Role of ISAs in Retirement Savings
Cash ISAs for over 60s often appeal to those seeking low-risk, accessible savings. They allow savers to hold up to £20,000 per tax year without paying tax on interest earned. This can be valuable when pension withdrawals might push income into a higher tax band.
Unlike pensions, ISA withdrawals do not affect taxable income. This makes them useful for supplementing retirement spending without impacting personal allowance or triggering pension tax charges.
Some retirees use ISAs to keep an emergency fund separate from longer-term investments. Easy access ISAs provide liquidity, while fixed-rate ISAs can lock in higher interest for a set term.
ISA Type | Key Benefit | Typical Use in Retirement |
---|---|---|
Easy Access | Withdrawal flexibility | Emergency or short-term funds |
Fixed Rate | Higher guaranteed interest | Planned medium-term spending |
Stocks & Shares | Potential for higher growth | Longer-term investment horizon |
Pros and Cons for Older Savers
Advantages:
- Tax-free interest on savings up to the annual allowance.
- No age limit for opening or contributing to an ISA.
- Flexibility in choosing between cash, stocks and shares, or a mix.
Disadvantages:
- Interest rates on cash ISAs may not always beat inflation.
- Fixed-rate ISAs often have penalties for early withdrawal.
- Stocks and shares ISAs carry investment risk, which may not suit all retirees.

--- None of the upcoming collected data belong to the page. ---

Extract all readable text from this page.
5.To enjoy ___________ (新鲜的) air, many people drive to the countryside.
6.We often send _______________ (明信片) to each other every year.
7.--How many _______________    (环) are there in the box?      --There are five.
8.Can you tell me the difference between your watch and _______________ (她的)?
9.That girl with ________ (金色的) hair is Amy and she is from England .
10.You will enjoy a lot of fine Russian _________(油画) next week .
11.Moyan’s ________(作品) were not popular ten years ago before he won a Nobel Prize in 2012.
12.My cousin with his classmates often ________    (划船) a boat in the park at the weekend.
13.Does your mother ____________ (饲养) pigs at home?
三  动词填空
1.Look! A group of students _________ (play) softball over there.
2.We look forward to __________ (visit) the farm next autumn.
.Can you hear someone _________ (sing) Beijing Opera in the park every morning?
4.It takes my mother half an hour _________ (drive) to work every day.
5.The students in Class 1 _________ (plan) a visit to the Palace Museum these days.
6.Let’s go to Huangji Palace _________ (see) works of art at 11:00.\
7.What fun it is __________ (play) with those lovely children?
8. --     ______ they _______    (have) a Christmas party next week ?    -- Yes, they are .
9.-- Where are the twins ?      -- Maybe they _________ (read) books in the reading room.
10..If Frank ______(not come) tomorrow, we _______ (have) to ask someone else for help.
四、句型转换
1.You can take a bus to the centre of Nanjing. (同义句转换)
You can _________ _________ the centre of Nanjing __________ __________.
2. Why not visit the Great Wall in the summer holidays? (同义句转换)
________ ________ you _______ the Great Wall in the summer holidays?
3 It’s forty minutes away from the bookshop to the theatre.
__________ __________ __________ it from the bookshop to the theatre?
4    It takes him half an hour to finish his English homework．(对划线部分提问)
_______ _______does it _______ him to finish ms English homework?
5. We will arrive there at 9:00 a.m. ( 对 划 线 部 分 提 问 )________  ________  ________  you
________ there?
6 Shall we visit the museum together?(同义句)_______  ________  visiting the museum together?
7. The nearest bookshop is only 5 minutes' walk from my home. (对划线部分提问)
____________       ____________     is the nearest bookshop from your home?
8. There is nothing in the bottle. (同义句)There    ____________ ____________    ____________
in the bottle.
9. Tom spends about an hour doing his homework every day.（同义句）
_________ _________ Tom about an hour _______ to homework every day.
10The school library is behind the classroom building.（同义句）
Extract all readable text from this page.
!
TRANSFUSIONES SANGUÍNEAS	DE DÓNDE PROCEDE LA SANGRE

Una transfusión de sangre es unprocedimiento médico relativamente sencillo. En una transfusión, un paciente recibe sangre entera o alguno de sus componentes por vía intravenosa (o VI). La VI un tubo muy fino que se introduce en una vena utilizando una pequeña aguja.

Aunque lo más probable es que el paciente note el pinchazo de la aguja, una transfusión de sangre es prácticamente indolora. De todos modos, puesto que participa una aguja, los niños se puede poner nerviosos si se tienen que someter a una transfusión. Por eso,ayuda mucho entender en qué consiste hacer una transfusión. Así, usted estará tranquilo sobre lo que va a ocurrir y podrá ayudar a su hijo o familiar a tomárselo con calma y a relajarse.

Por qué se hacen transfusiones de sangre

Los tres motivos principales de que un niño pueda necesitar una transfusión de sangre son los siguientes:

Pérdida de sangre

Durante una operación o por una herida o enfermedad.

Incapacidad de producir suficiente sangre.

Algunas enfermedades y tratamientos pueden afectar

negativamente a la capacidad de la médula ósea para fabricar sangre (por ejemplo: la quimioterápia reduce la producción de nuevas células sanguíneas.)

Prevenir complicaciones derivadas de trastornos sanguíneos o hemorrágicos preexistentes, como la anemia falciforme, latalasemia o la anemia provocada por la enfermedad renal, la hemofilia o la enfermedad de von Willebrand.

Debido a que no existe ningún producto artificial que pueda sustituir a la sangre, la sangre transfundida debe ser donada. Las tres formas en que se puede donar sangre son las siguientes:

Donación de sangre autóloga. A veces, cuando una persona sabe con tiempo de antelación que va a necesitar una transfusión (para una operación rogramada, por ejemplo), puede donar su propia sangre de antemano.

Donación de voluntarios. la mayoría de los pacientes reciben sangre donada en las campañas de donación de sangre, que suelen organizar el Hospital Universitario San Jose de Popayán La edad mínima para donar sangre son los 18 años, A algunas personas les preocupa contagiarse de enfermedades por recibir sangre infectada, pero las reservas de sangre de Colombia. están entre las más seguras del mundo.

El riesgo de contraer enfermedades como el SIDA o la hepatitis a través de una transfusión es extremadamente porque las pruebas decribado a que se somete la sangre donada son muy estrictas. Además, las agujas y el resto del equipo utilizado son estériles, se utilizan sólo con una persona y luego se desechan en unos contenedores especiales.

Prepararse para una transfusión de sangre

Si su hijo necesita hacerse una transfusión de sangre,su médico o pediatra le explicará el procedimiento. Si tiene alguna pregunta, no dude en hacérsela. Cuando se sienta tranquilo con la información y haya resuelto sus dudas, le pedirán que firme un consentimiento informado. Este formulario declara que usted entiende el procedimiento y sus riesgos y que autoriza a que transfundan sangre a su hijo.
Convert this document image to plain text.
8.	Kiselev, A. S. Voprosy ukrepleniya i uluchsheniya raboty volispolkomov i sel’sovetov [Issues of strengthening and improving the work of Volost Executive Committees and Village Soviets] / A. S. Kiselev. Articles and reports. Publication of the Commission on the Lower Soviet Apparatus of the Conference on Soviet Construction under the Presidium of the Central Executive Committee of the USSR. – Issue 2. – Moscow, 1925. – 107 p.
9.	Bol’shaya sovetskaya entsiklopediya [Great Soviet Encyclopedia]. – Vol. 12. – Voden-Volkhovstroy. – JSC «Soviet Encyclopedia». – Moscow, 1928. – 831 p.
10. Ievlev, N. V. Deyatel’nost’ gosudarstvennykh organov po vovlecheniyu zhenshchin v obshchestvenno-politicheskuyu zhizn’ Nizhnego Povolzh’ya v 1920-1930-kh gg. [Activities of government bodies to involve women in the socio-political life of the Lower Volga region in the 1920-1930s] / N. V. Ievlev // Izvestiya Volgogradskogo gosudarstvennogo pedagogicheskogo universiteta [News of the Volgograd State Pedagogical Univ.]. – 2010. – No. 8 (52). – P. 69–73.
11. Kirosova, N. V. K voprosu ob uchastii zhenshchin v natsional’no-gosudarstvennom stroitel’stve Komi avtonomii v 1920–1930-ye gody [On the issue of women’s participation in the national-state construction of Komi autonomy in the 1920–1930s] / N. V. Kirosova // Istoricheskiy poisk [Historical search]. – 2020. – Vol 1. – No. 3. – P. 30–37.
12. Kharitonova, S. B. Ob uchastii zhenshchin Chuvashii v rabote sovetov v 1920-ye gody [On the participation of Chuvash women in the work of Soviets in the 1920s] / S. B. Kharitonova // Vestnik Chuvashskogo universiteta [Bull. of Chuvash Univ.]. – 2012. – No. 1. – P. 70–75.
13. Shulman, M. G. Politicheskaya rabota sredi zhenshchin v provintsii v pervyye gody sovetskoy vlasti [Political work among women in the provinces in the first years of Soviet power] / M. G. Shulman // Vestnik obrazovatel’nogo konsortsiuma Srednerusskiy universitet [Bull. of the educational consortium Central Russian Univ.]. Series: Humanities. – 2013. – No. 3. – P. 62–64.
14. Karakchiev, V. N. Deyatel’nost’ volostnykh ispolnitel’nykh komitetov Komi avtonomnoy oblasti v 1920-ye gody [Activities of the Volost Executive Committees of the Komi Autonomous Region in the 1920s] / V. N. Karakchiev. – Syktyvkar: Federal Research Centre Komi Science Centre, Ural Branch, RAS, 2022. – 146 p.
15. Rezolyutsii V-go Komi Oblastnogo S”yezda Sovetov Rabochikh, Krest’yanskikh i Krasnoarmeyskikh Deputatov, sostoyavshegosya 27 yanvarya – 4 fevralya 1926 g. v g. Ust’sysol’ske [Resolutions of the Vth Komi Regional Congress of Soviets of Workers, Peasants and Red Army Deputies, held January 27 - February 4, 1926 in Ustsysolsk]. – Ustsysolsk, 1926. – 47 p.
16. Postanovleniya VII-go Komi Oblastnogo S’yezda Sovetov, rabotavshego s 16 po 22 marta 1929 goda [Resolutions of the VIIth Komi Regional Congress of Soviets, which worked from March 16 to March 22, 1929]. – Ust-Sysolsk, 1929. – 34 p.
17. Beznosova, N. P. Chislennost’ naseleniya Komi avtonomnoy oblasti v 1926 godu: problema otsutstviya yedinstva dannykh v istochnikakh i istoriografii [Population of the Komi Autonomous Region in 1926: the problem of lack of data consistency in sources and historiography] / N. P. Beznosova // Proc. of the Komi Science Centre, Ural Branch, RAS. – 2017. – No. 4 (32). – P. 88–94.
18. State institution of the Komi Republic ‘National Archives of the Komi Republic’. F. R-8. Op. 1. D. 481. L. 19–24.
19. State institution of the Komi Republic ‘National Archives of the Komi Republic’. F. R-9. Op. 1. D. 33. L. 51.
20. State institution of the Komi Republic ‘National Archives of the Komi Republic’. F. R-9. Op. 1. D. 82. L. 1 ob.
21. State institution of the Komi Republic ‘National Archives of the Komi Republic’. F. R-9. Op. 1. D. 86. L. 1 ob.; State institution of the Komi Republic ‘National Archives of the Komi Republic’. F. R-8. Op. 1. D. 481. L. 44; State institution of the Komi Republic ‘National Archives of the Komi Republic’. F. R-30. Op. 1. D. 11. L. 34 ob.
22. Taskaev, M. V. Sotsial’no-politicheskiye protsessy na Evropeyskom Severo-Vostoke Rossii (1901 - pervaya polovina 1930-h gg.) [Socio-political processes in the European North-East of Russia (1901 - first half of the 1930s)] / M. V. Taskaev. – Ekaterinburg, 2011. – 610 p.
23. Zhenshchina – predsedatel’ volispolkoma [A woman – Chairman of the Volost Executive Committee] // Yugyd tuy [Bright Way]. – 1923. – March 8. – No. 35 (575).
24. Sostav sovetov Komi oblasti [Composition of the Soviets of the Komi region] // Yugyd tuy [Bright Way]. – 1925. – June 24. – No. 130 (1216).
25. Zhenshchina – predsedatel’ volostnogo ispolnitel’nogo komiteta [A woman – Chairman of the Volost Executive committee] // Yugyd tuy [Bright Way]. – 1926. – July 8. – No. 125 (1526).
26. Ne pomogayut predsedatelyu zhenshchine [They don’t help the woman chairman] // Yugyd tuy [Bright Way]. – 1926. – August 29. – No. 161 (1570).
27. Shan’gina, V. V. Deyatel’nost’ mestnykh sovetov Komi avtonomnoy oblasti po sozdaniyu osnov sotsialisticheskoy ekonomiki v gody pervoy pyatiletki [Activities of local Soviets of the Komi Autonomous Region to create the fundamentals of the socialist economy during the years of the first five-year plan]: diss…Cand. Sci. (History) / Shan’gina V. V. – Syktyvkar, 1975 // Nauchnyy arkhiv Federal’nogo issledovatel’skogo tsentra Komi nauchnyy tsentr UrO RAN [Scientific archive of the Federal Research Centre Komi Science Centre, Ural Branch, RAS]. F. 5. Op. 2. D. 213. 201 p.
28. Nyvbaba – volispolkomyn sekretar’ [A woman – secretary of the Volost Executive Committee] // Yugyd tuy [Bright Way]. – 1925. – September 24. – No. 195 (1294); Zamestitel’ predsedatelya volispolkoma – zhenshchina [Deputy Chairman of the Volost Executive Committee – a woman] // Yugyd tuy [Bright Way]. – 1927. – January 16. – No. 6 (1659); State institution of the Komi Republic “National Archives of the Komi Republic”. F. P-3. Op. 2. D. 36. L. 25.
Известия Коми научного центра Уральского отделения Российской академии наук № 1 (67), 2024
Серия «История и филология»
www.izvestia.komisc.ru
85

For many over 60s, the balance between accessibility and return is key. Those relying heavily on savings for income may prefer lower-risk cash ISAs, while others with secure pensions may accept more risk for potential growth.
Maximising Long-Term Benefits
To make the most of ISAs in retirement, savers should compare rates regularly. As of August 2025, some easy access cash ISAs offer around 4.6%, while fixed rates can be slightly lower but guaranteed for the term.
Using the full annual allowance each year can steadily build a substantial tax-free savings pot. Couples can double this by each holding their own ISA, potentially sheltering up to £40,000 annually from tax.
Some retirees blend ISA types — keeping part in an easy access account for short-term needs and part in a fixed-rate or stocks and shares ISA for potential growth. This helps maintain flexibility while aiming for better returns.